Fortunately the original blog remains live to this day with the original cyber handle – Msend, but the untidy lacuna provided incontrovertible proof of tampering with evidence. Simple deduction and comparison of the website and paper copy ought to have been enough to dismiss the complaint there and then. I have still not been able to establish the source, or any reason why it was accepted into evidence, and the authorities have not investigated.

Since there were no statutory limitations, the public prosecutor took from 14 March to 15 August 2010 to formally bring charges, and set my first hearing In Dubai first court of instance for the 29th September 2010. On the eve of the hearing CPJ (a US organisation advocating journalists’ rights) issued a public statement calling upon the UAE authorities to return my passport.

Dubai courts are frenetic, stressful and redolent of schadenfreude. Being categorised as a de facto criminal is a cold and demeaning experience. All cases are heard together in a roll call absent of nomenclature, but my numerous court appearances provided vivid memories. The case of the Filipino, the Indian, the Bangladeshi, the Nigerian, the Brit, the Canadian and the Chinese each paraded in handcuffs and charged with bouncing a cheque. Their attempts to succinctly summarise how they fell foul of Dickensian debtor laws as the judge’s attention ebbed away was enough to break your heart.

On five consecutive occasions the prosecution witness called by my lawyer failed to appear, providing the basis for multiple adjournments. He received no fine or sanction from the court. On three occasions I was told to expect judgment, only for two further adjournments to occur. The mental build up was mentally and physically exhausting, and it was very difficult for loved ones to cope with my swings in emotion. Yet, it was the anticlimax which I personally found so hard. You have to come back up. First it is a leap, but slowly it diminishes to a crawl as time passes and the recurrence exacts its toll.

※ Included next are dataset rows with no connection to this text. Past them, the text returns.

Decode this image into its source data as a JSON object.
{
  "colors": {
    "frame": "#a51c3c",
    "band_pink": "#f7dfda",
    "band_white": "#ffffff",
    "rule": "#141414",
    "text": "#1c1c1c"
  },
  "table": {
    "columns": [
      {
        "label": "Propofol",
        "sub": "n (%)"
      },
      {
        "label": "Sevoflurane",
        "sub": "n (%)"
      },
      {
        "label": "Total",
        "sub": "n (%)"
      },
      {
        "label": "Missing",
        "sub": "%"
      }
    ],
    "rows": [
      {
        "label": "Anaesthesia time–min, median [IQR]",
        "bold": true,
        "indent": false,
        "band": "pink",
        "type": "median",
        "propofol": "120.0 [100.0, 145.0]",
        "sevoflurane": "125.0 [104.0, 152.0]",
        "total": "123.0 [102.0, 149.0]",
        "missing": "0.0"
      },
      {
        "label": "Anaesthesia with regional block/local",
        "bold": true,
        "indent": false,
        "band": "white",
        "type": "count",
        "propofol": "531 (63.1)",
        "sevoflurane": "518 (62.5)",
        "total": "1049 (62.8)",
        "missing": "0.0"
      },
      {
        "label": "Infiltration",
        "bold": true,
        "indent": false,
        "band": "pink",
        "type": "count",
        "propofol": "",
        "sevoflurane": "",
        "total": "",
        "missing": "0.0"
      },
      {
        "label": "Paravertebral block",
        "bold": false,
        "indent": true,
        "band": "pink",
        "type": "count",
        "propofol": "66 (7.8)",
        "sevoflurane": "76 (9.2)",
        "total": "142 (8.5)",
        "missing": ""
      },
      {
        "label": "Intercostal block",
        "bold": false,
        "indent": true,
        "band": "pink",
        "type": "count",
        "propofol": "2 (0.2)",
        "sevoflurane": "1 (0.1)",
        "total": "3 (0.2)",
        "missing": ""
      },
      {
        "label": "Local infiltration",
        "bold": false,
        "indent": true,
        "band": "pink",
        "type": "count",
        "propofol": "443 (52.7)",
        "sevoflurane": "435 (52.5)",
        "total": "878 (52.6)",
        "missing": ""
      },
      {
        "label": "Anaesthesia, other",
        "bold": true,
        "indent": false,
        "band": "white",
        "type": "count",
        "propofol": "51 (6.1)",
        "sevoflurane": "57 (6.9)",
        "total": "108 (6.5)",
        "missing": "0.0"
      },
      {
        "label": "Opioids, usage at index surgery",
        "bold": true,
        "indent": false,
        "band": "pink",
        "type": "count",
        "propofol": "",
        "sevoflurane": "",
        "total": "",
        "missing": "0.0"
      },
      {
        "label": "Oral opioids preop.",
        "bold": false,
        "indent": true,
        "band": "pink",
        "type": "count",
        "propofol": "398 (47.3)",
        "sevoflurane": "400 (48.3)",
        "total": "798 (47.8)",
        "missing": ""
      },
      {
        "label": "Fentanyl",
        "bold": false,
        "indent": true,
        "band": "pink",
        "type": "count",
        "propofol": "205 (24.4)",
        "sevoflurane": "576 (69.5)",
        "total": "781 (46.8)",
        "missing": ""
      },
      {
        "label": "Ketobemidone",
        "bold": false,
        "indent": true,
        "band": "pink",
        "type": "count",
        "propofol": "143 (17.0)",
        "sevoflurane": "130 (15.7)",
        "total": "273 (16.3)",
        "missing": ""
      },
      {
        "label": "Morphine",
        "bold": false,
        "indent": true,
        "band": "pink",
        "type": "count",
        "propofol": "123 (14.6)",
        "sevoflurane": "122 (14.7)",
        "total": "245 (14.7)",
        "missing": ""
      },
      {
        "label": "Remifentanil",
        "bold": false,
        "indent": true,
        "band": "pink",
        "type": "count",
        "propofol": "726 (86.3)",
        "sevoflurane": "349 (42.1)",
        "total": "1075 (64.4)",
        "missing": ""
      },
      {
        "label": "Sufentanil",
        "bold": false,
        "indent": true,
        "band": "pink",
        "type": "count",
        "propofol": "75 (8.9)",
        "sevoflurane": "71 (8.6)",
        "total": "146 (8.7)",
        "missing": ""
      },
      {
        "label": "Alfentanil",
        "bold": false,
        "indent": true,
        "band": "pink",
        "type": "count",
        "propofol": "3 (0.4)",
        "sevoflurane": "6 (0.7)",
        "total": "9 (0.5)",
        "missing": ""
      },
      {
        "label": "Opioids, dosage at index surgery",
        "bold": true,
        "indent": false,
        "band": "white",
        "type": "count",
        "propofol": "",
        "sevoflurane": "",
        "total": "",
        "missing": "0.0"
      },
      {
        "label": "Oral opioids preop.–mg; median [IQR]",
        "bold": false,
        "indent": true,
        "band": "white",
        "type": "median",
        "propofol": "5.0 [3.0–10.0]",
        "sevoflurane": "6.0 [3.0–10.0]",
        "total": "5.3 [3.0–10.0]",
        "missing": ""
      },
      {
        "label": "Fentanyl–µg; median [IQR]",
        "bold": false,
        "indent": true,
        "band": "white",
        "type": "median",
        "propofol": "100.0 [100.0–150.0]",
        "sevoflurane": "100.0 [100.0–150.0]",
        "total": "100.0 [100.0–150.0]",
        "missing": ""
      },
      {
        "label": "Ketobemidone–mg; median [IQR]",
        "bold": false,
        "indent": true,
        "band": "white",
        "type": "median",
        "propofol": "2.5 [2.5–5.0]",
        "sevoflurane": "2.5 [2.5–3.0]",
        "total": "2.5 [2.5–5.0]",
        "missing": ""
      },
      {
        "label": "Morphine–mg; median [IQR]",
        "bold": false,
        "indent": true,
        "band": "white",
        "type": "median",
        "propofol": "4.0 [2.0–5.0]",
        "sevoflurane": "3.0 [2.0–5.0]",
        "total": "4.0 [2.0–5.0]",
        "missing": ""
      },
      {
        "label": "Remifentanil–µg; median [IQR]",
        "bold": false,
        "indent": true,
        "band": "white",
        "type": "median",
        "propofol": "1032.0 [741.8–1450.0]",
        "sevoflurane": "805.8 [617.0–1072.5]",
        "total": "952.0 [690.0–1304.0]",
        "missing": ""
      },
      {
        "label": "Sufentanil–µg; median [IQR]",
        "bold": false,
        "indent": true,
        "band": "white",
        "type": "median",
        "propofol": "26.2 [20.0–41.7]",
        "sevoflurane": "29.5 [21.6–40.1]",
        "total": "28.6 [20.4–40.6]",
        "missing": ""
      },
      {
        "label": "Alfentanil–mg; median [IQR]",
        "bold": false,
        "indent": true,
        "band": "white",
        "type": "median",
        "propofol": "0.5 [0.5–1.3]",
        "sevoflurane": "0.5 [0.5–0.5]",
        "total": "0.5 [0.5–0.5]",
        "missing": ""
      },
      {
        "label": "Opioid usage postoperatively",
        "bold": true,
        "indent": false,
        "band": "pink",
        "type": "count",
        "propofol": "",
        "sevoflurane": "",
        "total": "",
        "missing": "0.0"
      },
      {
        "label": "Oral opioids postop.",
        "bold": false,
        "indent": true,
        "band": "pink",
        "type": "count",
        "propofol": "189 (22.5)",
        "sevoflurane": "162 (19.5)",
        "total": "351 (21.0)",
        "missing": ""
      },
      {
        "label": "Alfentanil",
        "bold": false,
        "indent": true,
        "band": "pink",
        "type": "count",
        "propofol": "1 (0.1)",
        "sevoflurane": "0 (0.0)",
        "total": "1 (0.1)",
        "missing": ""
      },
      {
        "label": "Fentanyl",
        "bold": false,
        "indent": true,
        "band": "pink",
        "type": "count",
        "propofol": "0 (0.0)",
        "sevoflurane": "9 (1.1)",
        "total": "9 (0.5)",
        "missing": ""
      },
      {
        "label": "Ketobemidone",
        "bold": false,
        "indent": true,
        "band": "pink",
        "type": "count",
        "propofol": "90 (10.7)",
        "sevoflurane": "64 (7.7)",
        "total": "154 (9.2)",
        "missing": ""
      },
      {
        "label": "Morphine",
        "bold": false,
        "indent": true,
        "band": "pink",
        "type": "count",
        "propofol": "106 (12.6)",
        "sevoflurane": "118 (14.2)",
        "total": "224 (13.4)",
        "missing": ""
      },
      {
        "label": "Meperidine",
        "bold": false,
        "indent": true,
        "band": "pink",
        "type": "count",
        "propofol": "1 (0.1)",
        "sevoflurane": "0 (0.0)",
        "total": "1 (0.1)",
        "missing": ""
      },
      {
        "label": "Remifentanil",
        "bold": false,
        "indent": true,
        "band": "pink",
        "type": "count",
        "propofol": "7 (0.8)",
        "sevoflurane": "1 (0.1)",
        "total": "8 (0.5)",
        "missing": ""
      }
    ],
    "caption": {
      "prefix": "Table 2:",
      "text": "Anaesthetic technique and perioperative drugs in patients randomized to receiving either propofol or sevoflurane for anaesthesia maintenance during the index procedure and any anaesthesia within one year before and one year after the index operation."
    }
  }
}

We were informed 30 May 2011 was fixed as the date for judgment, but this time the lawyer told me to stay at home. That decision in itself made me apprehensive. “If the judge passes a sentence I will immediately make an appeal if there is any custodial term,” he said. According to him the verdict would be delivered in court between 10am and 1pm. The night before, I was pondering the obliqueness that if something went wrong the next day; that if my lawyer failed to make the application or if somebody simply said no, then jail might beckon.

At 9.30am my landline rang. “Can’t be the lawyer – he never calls on that number,” I thought. It was. “Can you sit down?” he spoke quietly. “It is good news. You have been cleared of all charges.” So that was it. The day that unfolded was probably one of the most emotionally draining I have ever experienced. I recall more than anyone my remarkable and steadfast partner Leah, whom I have always tried to distance from the subterfuge yet she would not have any of it. Her elation and joy that day turned to a tsunami of love.

During those 22 months the support I received, from the Media Legal Defence Initiative and International Senior Lawyers Project in particular, guided me through the myriad twists and turns. I remain committed to exposing whoever or whatever is behind an ordeal that has taken me professionally and personally to the brink, but the prospect of financing a legal case is daunting. My case demonstrates that it remains all too easy to stifle opinion in the Gulf.

Since my acquittal I have continued to experience frustrations. After holding my laptop for almost two years the police now say they have lost it. Loss is one thing but losing a piece of evidence is unforgiveable. I am also fighting a large fine for overstaying my visa despite the fact the police held my passport for two years.

In the months that have passed I have had a liberty of sort. However it was a liberty spent in the shadows, unable to work or leave the country, but there has been ample time for reflection.

The challenges we face offer a chance to remind ourselves of what we have, and that obstacles are often opportunities in disguise. Frequently we subconsciously imprison ourselves in a construct of our own making. For the jail without bars is an invention of the ego. It is only by reaching through the bars of our imagined cell, and grasping the hand on the outside, that we can be truly free.